APPERZEPTION
Bewußtes Erfassen von Erlebnis-,
Wahrnehmungs- und Denkinhalten.
PHILISTRÖS
Spießbürgerlich, Muckerhaft, Engstirnig.
PHILLUMENIST
Sammler von Zündholzschachteletiketten.
Philiströse Phillumenisten sterben nicht aus.
Wohl die Anwendung des Begriffes Apperzeption.

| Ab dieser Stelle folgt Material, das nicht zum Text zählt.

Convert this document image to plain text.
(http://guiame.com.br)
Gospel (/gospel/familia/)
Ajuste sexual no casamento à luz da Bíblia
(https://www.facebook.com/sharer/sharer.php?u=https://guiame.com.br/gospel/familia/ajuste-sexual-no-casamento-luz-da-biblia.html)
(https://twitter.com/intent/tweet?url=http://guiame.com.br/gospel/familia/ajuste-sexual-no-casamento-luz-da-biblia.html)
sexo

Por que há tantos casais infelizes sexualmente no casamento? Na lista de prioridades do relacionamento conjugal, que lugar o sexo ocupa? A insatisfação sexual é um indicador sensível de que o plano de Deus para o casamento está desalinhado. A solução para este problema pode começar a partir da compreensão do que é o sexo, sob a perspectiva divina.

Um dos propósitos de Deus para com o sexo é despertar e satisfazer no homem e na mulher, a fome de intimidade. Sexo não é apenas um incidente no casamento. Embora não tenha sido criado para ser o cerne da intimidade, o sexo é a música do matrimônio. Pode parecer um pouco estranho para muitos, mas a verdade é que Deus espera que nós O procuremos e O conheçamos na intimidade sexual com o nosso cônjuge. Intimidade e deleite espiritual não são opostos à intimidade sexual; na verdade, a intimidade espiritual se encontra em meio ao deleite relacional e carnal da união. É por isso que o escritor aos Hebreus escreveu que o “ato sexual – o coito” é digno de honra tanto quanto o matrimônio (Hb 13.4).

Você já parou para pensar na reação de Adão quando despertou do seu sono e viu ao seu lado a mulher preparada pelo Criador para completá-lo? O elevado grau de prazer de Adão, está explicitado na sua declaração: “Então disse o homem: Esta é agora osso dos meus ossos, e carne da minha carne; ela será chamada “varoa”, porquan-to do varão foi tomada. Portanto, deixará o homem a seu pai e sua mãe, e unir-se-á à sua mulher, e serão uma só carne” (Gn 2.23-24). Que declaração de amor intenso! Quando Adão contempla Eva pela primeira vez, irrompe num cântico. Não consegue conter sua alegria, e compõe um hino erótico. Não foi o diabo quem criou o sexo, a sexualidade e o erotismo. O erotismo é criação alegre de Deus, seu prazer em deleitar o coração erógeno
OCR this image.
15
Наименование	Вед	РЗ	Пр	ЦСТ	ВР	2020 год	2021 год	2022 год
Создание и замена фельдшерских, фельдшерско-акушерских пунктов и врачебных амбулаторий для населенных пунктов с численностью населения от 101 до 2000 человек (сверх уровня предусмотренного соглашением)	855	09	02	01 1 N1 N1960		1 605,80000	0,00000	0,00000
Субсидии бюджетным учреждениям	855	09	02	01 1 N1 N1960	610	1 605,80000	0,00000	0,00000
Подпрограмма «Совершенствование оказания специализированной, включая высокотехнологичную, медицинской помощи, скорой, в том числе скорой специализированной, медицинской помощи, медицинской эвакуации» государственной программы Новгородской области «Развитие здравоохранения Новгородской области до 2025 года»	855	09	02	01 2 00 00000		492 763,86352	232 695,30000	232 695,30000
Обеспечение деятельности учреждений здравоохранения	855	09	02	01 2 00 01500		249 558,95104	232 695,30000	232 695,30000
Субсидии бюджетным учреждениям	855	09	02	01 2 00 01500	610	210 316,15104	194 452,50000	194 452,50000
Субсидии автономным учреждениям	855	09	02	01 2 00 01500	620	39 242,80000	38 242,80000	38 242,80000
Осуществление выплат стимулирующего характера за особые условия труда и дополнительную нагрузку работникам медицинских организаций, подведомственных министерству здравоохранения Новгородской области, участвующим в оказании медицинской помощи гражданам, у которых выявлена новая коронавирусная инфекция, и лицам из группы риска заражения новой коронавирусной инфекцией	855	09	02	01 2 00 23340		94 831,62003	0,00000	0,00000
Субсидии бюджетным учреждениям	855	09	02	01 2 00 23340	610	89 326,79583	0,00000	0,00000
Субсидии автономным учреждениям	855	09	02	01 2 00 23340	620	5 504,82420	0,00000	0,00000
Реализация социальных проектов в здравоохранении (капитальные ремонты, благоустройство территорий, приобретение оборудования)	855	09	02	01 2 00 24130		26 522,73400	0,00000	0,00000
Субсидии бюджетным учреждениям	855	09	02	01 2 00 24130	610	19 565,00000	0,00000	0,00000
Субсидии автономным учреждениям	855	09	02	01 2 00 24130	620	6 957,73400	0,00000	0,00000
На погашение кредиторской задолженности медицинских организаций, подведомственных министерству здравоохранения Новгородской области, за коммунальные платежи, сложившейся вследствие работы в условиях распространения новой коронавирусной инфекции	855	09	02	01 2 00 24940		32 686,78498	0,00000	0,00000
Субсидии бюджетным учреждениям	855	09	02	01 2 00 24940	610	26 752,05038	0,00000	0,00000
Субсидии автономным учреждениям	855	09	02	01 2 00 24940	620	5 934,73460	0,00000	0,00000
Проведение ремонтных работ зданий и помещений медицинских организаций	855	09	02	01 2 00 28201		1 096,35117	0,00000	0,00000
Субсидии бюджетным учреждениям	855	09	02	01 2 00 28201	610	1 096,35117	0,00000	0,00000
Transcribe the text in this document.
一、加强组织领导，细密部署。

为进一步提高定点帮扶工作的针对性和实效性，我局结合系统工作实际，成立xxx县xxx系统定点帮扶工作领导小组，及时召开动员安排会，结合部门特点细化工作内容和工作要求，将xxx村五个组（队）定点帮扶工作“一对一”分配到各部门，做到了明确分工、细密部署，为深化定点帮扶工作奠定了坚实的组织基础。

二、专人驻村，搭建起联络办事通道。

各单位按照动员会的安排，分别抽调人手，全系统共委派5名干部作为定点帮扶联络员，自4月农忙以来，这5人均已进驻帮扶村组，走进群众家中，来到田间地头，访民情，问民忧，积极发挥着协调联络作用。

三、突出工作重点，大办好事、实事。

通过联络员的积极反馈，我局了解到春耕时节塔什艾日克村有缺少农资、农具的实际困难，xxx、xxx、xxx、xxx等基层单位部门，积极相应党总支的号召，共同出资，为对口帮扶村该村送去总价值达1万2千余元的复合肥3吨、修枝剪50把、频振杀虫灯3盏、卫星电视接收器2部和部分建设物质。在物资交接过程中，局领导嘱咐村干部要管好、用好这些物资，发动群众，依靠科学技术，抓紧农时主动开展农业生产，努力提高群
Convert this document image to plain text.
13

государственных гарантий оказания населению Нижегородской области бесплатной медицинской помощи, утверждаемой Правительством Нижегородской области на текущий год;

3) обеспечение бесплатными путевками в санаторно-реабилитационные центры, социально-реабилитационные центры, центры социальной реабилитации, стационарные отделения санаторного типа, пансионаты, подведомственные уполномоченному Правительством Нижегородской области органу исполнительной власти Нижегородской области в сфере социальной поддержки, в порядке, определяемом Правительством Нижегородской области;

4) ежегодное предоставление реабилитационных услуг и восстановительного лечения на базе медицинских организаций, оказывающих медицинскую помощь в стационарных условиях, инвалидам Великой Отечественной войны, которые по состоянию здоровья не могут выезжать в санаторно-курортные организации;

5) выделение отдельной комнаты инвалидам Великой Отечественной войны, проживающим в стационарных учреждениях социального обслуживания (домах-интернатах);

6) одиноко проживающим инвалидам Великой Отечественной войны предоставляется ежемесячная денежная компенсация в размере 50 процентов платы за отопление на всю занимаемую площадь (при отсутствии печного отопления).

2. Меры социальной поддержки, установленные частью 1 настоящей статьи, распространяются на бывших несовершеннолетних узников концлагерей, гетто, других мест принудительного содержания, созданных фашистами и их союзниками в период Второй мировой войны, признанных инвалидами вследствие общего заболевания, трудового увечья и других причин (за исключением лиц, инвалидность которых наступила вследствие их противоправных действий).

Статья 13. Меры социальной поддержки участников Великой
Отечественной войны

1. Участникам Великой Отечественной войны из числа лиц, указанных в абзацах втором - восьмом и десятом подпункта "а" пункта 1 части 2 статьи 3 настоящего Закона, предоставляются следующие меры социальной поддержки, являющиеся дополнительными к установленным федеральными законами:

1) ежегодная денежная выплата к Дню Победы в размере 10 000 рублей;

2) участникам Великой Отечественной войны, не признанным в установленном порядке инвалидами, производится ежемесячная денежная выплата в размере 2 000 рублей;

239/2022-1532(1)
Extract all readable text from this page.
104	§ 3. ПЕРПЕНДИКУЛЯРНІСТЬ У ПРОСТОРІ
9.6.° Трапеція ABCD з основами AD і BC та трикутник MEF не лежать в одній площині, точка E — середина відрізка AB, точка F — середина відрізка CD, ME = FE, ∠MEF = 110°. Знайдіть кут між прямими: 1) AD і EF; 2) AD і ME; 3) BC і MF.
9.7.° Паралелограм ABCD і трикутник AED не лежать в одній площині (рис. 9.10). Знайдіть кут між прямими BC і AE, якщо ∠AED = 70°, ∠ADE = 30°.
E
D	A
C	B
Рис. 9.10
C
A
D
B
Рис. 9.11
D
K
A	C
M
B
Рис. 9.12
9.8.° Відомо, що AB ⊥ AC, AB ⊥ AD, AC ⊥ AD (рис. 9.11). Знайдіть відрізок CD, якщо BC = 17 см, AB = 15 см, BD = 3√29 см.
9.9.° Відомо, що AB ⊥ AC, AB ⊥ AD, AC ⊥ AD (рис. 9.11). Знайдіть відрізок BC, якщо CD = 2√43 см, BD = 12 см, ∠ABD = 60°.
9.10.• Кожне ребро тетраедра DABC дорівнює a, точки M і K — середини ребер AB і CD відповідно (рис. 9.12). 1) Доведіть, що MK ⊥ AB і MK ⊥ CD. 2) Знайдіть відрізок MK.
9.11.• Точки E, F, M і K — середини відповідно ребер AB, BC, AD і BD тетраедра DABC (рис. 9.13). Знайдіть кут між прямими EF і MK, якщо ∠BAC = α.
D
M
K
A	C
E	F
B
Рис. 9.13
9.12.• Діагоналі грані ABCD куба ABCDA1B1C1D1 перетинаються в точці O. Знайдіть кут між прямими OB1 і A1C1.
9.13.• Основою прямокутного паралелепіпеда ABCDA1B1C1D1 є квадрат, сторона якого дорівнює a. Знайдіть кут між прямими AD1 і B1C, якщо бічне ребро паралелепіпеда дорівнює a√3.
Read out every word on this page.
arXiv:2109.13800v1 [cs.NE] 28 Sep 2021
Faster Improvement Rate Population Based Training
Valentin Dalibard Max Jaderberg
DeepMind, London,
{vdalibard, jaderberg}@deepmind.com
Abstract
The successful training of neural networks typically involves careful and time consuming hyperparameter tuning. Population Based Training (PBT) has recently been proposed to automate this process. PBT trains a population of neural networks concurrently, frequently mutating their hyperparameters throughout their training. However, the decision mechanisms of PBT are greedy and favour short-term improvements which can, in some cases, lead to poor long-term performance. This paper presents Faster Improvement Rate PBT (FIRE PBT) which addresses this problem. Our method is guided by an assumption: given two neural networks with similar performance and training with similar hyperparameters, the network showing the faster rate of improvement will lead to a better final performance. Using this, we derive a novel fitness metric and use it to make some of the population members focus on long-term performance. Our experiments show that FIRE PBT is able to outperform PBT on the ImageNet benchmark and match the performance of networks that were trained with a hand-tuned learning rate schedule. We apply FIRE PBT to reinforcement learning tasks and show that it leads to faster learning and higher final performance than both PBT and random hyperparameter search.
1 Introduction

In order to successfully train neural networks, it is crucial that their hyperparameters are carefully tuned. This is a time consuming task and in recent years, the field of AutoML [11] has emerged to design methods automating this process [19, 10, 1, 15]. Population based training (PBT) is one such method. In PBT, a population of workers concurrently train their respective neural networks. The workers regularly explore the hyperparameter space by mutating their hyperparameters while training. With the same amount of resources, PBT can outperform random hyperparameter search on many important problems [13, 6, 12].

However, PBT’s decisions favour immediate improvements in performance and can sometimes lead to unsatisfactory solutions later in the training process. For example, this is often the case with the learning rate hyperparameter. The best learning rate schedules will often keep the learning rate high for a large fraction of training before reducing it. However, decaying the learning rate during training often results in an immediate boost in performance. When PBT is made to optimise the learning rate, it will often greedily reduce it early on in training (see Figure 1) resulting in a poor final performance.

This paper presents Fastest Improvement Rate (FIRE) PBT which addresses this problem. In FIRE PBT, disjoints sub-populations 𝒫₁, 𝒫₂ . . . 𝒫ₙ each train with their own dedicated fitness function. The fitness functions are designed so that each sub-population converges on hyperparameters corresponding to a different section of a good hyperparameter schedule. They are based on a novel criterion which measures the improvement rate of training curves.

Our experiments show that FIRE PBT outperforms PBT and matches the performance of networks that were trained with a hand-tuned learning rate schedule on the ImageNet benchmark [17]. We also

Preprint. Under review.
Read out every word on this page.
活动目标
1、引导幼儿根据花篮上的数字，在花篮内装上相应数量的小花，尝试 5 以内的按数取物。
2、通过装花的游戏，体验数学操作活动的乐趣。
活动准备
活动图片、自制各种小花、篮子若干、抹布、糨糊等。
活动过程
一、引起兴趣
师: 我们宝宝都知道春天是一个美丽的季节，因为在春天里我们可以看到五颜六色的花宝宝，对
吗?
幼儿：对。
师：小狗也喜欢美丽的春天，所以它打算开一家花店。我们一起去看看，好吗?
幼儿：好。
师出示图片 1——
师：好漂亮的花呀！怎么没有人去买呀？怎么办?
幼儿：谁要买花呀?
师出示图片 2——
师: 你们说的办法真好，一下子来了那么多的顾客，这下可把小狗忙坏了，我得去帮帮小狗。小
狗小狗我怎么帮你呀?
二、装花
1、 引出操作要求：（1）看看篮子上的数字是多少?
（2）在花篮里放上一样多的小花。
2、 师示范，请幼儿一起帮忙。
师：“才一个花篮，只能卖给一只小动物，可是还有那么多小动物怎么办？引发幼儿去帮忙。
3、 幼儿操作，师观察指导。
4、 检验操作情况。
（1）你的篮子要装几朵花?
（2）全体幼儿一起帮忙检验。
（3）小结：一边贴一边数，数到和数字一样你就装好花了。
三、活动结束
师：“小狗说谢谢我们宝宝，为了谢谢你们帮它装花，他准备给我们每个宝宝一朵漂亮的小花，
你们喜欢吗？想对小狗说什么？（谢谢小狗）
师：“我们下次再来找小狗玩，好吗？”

Im DUDEN für Fremdwörter/für
Herkunftswörter, im ehemals ehrwürdigen
BROCKHAUS, selbst in WIKIs ruhen sie gut: die Begriffe,
ihre Inhalte, ihre Kontextrealitäten.
Werte, immaterielle wie materielle, schaffen sich
nicht von alleine. Sie entstehen in Köpfen,
dem Ort von Gedanken, von Ideen, sie werden durch
Menschen entwickelt, verbessert, transportiert,
ausgetauscht ... ihre Grundlage ist die
Einstellung: die Einstellung zu, bestimmt die Sicht
über, aus der dann Art und Weise des Handelns,
des Nichthandelns folgen. Und woraus leitet sich eine
Einstellung ab?
Das Wort Bewusstsein wurde von Christian von Wolff
als Lehnübersetzung des lateinischen conscientia
geprägt. Christian Freiherr von Wolff -
*1679 †1754, deutscher Universalgelehrter,
Jurist, Mathematiker - war einer der wichtigsten
Philosophen zwischen Leibniz und Kant, Begründer
der terminologischen Grundlegung der deutschen
Philosophie, bedeutendster Vertreter des Naturrechts.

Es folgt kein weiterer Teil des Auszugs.